Mecbur kaldılar. Ellerindeki tek ideolojik araç uzun süredir dindi. AB üyeliği, demokrasi, seçkinlerin tasallutuyla mücadele gibi işlerin foyası bir bir ortaya çıkmıştı. Dinle idare etmeleri ise hep söylediğimiz gibi mümkün değildi. Din siyaseti cumhuriyetçi, laik kesimi kendilerinden daha da uzaklaştırıyor, kutuplaşmayı artırıyordu.

Oysa hedef 2019’da başkan seçilmekti ve belli ki kutuplaştırma stratejisinin ters tepeceğinin hissedildiği noktaya gelinmişti. Kimi AKP’li yazarlar da, gerilimin parti aleyhine işlediği konusunda uyarılarda bulunmaya başlamıştı.

Kendi şirketlerinin araştırmalarına göre oy oranları %41’di ve %5’lik Bahçeli desteği de durumu kurtarmaya yetmiyordu.
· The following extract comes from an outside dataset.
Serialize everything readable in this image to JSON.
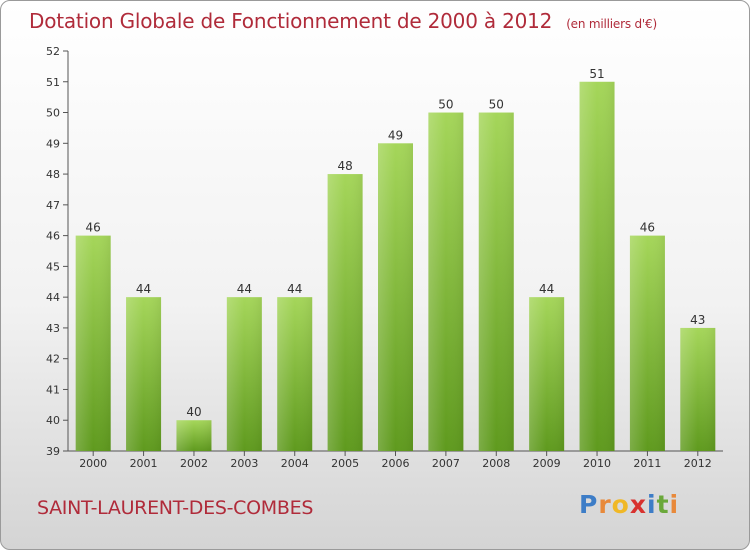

Seçmenin %15’i ise kararsız olduğunu itiraf ediyordu.

Başkanlığı garanti edebilmek için Akşener’in tabanına, kararsızlara oynamak, MHP’lileri tedirgin etmemek, CHP’lileri de “durum o kadar da vahim değilmiş”e ikna etmek lazımdı.

Burası tamam, denklemin seçim taktiğinin ötesine taşan kısmına gelince:

AKP aynı zamanda “Atatürkçülüğe” müdahale etmeye, Mustafa Kemal’i ve “Atatürkçülüğü” AKP’lileştirmeye çalışıyor.

Şimdiye kadar pek çok önemli başlıkta yaptığı gibi: Örneğin fikir ve inanç özgürlüğü, laiklik, demokrasi. AKP bu kavramların tümünü dinselleştirdi. Cihatçılığı fikir ve inanç özgürlüğü içine dahil etti. Dinci, cihatçı örgütleri sivil toplum örgütü diye kabul ettirdi. Laikliği dine özgürlük biçiminde yeniden anlamlandırdı.

Şimdi aynı operasyon anlaşılan Mustafa Kemal üzerinde yürütülecek.

Toplumsal bilinçte bir türlü önemsizleştirilemeyen Mustafa Kemal AKP’lileştirilmeye, dinsel bir bağlam içine yerleştirilmeye çalışılacak.

Bunun böyle olduğunu yine Erdoğan 10 Kasım münasebetiyle yaptığı uzun konuşmanın bir bölümünde doğrudan ortaya koydu: “Atatürk’ü ruhu faşist, söylemi Marksist marjinal çevrelerin tekeline mi bırakacağız? CHP gibi amorf bir partinin Atatürk’ü milletimizden kaçırmasına rıza göstermeyeceğiz.”

Soru şu: AKP bu çabasında başarılı olabilir mi? Kesinlikle hayır. Zira Mustafa Kemal’e yönelik böyle bir yaklaşım yenileme gereğinin hissedilmiş olması bile yönetememe krizine dair son bir belirtidir.

Ve daha önemlisi Mustafa Kemal’in Osmanlı’yı, saltanatı, hilafeti yıkan kurtuluş ve kuruluş ideolojisiyle, bunların Osmanlıcı ve Orta Çağcı zihniyeti birbirini kesinlikle dışlar.

AKP her konuda açıklar vermeye devam edecek ve bu bizim sosyalist mücadelemize bulunmaz olanaklar sunacak.

Daha kolay anlatacağız: Mustafa Kemal saltanat ve hilafet karşıtlığıdır, dünyeviliktir, monarşiye karşı cumhuriyettir, saraya karşı meclistir. Mustafa Kemal Türkiye’nin gecikmiş burjuva devriminin önderidir. Mustafa Kemal AKP’nin devrini kapatan olduğu kadar, işçi sınıfının önünü kesen politikasıyla da sonradan AKP’nin içinde boy atacağı toplumsal yapıyı yaratandır.

Mustafa Kemal’i AKP’nin istismar etmesini önlemek için bile kurduğu cumhuriyeti sosyalist devrimle değiştirmek gerekir.